Aku ingin mencintaimu dengan cara yang kuyakini benar, mencintaimu dengan nuraniku. Walaupun terasa sulit, karena aku tetaplah seorang wanita yang masih mempunyai hasrat memiliki. Tapi, aku tidak mau membuat cinta menjadi sebuah kesalahan, terima kasih telah hadir dalam hidupku, Mas.” Entahlah apa yang kuucapkan benar atau salah, aku sudah tidak tahu lagi. Hanya ingin melakukan sesuatu yang kuanggap benar. Walaupun ada setan-setan yang berbisik, ”Dengar Dita, ia mencintaimu juga!Ada banyak cerita indah yang menanti kalian bersama di jalan ke depan!”. Bisikan itu kuenyahkan segera. Bukan untuk membunuh cinta, tapi memastikan jalannya agar tak tersesat.

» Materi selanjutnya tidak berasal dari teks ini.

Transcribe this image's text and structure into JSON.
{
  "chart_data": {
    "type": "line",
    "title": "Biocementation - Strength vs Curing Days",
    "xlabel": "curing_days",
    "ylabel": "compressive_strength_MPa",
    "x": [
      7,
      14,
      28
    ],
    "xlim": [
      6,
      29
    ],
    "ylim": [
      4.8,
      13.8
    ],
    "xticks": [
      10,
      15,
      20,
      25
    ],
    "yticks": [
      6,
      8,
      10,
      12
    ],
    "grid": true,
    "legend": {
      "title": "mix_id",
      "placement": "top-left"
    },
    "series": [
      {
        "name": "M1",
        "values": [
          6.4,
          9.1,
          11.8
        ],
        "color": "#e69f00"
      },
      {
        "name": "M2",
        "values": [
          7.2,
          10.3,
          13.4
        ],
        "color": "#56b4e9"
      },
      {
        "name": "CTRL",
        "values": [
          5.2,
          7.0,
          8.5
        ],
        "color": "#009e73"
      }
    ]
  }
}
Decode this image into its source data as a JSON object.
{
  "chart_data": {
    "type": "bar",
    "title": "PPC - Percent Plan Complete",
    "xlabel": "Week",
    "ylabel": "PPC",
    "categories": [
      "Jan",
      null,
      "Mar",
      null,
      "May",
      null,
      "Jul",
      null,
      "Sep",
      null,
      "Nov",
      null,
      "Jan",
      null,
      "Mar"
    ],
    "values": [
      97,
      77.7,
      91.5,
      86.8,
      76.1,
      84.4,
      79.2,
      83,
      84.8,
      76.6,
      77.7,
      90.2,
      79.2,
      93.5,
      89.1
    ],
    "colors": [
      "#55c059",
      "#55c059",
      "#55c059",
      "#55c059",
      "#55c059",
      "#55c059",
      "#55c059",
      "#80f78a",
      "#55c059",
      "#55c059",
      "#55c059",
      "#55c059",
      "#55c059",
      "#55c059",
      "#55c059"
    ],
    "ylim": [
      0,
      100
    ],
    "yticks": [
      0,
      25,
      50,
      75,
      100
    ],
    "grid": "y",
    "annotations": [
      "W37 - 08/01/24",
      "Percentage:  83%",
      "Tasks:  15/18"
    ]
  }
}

Ia tersenyum lembut ke arahku. Entah apa maknanya, aku tidak tahu.

”Terima kasih, Dik. Aku mengerti. Kita memang tidak pernah bisa memilih kapan datangnya cinta, ataupun kepada siapa cinta akan dijatuhkan, tapi kita bisa memilih untuk tetap mensikapi cinta dengan cara yang benar.” Senyum kelegaan mengembang di wajahnya, sepertinya ia pun dihinggapi rasa bersalah yang mendalam sebelumnya, sama sepertiku. Namun ada pias di matanya yang tak juga aku mengerti maknanya.

Langit Kyoto yang sedari tadi mendung, mulai meneteskan bulir-bulir air hujan. Ia menarik tanganku untuk segera menepi, menghindarkan diri dari hasrat yang bertopengkan cinta dan mendengarkan lagi nurani. Cintaku yang kali ini seperti daun-daun momiji di puncak musim gugur yang merona merah keemasan, namun harus rela lepas dari tangkainya saat musim berlalu. Namun langit akan selalu mengingat momiji pernah menghiasi dengan keindahan nuraninya.